Don’t get discouraged on this step, it isn’t easy to teach someone how to shape a loaf with words. I have botched this step pretty bad a few times and still ended up with a delicious loaf of bread, so don’t stress out if your loaf seems to have major flaws. The goal here is to dry the loaf out a bit with flour, and get your loaf to the shape you will eventually cook. I use my countertop as a working surface. I put a small pile of flour onto the counter and then sprinkle a bit of flour to the right of the pile.
Scrape the dough ball out of the bowl and onto the flour sprinkled area. Note: this is a great time to add other ingredients such as garlic (3-5 cloves diced or chopped), or rosemary. Next, knead the dough a few times while adding some flour to dry it out. While this is technically a No-Knead recipe, I have found that a little kneading makes it easier to shape the loaf. If you want large air pockets in your finished product, knead it less. For smaller more uniformed air pockets, knead it more. Sprinkle more flour on the loaf and gently yet firmly tuck the sides under the bottom of the loaf with the sides of your palms, while simultaneously rotating the loaf. I work my way around the dough ball, tucking it under itself and working the loaf into the desired shape. Reflour your hands as they get sticky. Once I get close to done, I inspect the underside of the loaf and pinch together any folds that are reluctant to be cohesive. This is tough to explain, here is a video.
Step 4- Second Fermentation.
Once you have a shaped loaf it is time to place it into the dutch oven and let it rise. This is called second fermentation and is the final step before baking. Some blogs recommend letting the dough rise in a separate bowl and transferring it into a preheated dutch oven, but I found the extra step to be a waste of energy that didn’t seem to affect the final product. Once the loaf is in the dutch oven, I don’t take it out until it’s baked. I have used a 4.25 quart oval enameled dutch oven and a 5 quart round cast iron dutch oven, both will do the job but the round cast iron makes a better shaped loaf of bread and sticks less. I now only use the 5 quart round cast iron dutch oven.
To prep the dutch oven, I use a sandwich bag to spread out avocado or grapeseed oil (needs to have a high smoke point, baking temp is 475 degrees) on the bottom and lower sides of the dutch oven.

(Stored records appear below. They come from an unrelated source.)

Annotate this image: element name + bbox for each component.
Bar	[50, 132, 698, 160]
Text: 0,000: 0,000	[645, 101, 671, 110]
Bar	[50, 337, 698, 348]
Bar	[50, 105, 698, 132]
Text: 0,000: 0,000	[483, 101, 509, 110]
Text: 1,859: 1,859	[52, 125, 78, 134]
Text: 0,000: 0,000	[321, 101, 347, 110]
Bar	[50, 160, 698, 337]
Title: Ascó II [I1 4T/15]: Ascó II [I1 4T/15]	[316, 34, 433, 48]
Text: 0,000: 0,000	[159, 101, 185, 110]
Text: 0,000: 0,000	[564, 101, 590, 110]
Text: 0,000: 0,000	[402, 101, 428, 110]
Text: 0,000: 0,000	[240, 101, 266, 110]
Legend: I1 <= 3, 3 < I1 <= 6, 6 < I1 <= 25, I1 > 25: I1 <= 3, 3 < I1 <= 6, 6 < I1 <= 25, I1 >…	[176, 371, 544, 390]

You only need to use a small amount of oil to cover the surfaces the bread will touch. If you use too much oil or cover unnecessary surface area, you can get a subtle smoked oil flavor on the crust of your bread. Once oiled, sprinkle a little flour or finely ground cornmeal over the oil (cornmeal is preferred but use whatever you’ve got). This method will keep the bread from sticking. Once the dutch oven is oiled and floured/cornmealed, you can set your shaped loaf in and put the lid on.
The goal is to get the shaped loaf to double in size and once it does, it’s baking time! If it is a warm day just leave it on the counter. In a moderately warm environment this will happen in 3-4 hours. I have had it take up to 5-6 hours. If you have a proofing setting on your oven you can use that and place it in the oven for 2-3 hours.

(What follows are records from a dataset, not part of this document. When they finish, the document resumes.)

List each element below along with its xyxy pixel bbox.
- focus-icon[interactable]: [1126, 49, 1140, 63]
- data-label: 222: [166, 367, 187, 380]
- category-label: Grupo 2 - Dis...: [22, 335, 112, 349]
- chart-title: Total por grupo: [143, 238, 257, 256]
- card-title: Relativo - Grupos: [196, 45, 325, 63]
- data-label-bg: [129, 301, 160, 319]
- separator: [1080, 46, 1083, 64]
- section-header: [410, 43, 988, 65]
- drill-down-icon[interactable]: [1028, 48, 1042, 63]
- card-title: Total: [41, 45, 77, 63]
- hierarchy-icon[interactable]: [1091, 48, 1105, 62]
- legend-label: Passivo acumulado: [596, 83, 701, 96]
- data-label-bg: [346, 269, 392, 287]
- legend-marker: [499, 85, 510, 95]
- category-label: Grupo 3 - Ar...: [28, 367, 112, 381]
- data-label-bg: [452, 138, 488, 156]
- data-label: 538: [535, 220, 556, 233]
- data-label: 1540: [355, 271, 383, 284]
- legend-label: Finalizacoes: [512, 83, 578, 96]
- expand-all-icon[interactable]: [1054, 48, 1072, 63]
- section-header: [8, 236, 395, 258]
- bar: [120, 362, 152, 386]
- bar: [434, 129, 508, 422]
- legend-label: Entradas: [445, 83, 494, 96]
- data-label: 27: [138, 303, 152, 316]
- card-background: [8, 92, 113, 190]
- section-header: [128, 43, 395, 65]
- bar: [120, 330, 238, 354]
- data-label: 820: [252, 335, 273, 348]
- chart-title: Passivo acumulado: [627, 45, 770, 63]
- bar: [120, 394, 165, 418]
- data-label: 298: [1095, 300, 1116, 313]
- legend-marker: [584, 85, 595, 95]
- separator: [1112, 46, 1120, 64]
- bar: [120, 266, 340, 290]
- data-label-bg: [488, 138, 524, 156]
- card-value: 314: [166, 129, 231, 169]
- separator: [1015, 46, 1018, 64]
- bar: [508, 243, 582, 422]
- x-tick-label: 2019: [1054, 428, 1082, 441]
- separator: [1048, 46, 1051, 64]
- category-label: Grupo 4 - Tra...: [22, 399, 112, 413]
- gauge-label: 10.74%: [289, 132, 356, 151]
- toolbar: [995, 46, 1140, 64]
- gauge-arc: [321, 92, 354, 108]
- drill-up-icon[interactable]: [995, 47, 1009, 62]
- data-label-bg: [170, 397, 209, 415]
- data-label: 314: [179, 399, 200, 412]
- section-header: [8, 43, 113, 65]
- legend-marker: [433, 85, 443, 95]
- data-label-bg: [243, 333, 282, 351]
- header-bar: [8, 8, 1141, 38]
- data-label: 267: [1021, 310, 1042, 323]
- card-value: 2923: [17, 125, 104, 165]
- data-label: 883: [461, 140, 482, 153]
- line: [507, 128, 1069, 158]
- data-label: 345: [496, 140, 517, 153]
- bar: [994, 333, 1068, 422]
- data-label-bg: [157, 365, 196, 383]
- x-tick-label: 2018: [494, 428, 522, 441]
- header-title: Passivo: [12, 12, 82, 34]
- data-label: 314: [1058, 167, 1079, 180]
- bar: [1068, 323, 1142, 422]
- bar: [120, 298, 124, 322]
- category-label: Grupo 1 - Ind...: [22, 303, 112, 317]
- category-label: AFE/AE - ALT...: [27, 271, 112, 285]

Step 5- Bake the Wild Sourdough Bread.
Preheat the oven to 475 degrees (don’t forget to take the dough out of the oven if you were using the proofing setting). Place the dutch oven into the oven and bake with the lid on for 35 minutes. Next, drop the temp to 350 degrees and bake for another 15 minutes with the lid off. Remove your dutch oven from the oven and use a fork or spatula to “pop” the loaf out. Place the hot loaf on a wooden cutting board and let it sit for 30 minutes. Don’t cut it right away!!! I know it is tempting, the smell will be alluring. Once the bread comes out of the oven, your spouse, your dog, and possibly even your neighbors will come poking around waiting for you to cut them a slice.
Eating and Storage.
I store my loaf in a one gallon ziplock freezer bag on the counter at room temperature. It will last for about one week. Honestly, I have rarely had one make it past a few days before being gobbled up.
My personal favorite way to eat this bread is sliced and toasted with a little butter or earth balance spread on it. This is a sure way to fatten you up for Thanksgiving. Enjoy!